Sunday, November 23, 2014

College Visits

It has been too long since my last post, and it is not for lack of things to share and talk about.  Typically my fall semester is not quite as busy as the spring, but I must say this fall has been bustling.  One thing (out of many) that I set out to improve on this year is college and career readiness.  I am fortunate to work in a college town, so it would be crazy not to utilize the resources that are at my fingertips.  I contacted the Texas Tech University Community Outreach Office to schedule college visits.  They were instrumental in seeing out my vision on educating the students about future choices.  The college visits were an amazing experience.  If you are lucky enough to work near a college campus, then take advantage of their community outreach office and start to plan your trip.
Each group that visited TTU had a purpose.  The picture above is from our second trip, which was made up of 30 student athletes.  One event that was planned for us was to visit Jones AT&T Stadium.  Due to confidentiality, I am not sharing the pictures that I took of the students.  However, I am sure you can imagine the excitement of getting to run around on the same field that the Red Raiders play on...a highlight of the year for sure!

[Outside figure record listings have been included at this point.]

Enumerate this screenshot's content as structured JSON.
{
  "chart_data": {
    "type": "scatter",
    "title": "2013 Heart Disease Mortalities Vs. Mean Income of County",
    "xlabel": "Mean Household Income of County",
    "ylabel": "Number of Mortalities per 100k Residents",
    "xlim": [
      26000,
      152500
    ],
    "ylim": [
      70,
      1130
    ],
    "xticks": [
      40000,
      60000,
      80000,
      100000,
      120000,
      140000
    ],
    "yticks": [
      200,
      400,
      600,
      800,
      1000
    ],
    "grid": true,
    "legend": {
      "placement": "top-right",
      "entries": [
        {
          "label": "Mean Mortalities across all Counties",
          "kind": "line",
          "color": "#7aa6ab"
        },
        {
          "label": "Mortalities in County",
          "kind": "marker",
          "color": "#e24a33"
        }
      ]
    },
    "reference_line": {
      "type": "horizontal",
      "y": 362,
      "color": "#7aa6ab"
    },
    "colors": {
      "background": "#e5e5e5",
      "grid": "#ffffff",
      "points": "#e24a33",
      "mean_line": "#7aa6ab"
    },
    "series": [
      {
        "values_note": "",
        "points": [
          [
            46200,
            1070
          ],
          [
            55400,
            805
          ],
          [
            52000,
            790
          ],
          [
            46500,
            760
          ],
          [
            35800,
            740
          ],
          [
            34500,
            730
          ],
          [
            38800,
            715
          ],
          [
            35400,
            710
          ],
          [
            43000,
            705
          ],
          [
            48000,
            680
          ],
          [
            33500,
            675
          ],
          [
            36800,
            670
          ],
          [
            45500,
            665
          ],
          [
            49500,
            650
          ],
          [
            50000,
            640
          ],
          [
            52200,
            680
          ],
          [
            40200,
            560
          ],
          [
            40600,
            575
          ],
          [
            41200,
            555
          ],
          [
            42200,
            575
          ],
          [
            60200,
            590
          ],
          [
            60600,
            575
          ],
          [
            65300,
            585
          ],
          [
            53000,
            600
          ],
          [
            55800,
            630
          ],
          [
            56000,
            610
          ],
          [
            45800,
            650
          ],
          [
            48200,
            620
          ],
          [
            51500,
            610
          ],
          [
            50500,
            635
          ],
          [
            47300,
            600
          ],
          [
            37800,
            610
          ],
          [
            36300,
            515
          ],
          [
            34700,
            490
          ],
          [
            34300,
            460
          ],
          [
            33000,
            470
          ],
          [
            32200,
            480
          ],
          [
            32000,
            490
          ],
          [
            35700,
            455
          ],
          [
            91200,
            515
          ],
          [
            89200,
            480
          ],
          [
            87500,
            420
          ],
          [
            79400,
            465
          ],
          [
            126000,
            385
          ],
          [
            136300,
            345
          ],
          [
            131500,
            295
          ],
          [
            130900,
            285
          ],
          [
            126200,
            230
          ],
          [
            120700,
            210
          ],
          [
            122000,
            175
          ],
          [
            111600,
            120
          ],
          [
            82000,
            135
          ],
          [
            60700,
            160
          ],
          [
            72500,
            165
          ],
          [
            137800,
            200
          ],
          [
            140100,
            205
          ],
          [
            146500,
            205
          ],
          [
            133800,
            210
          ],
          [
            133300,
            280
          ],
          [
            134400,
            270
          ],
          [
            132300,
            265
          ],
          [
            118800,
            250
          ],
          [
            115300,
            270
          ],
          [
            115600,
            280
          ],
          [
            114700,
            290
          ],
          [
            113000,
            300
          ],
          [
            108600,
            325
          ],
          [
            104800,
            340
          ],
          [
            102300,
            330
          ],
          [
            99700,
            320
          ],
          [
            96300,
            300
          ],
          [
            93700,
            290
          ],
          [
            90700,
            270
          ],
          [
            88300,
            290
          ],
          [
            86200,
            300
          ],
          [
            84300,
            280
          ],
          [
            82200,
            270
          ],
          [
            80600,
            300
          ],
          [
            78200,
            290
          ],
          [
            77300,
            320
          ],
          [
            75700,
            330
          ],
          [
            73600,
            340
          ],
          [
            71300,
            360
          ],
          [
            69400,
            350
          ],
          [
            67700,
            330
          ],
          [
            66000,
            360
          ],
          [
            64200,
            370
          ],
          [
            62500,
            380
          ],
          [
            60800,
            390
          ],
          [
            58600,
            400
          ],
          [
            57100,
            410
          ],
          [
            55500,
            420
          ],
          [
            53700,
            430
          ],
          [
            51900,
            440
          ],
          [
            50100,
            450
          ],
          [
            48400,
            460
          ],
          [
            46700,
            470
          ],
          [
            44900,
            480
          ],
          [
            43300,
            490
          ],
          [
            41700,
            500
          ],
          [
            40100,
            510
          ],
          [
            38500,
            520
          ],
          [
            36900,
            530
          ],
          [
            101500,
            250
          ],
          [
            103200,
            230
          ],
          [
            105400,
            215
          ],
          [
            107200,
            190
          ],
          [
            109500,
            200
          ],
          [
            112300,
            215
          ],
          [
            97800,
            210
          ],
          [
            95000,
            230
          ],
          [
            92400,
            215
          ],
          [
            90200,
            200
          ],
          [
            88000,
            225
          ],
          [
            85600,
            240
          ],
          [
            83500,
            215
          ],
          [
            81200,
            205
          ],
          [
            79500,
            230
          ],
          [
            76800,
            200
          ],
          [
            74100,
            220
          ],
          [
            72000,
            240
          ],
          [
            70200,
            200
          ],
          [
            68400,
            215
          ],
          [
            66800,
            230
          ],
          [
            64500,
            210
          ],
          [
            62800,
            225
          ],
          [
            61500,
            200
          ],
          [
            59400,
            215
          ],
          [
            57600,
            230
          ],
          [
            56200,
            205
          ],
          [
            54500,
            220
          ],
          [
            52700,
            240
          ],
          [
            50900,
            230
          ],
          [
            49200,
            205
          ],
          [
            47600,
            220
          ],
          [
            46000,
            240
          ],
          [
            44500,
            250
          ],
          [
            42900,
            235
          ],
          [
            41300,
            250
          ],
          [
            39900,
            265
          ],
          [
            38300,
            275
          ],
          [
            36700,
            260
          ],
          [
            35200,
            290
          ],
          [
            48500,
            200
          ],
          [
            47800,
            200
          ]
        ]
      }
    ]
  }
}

Here are some things to consider when you are planning a college visit:
  1. The size of the group and the amount of adults needed to chaperon.  Each group that I took had 30 students and there were 3 adults from my school, giving us a 10:1 ration.
  2. Consider the time of year you schedule the trips.  About half of our time was spent out doors touring the campus, so weather was important for us to consider.  You can't predict everything, but I knew October usually provided nice temperatures.
  3. Group your students by a common interest or similarity.  For example, the third group of students that I took were either involved in student counsel, NJHS, or our volunteer organization.  I name this group "Leadership".
  4. Get input from others on which students to take.  Teachers and the schools administration were instrumental in helping identify good candidates.
  5. Have an idea of what you want your students to take from the trip, so the activities that are planned align with your group of students.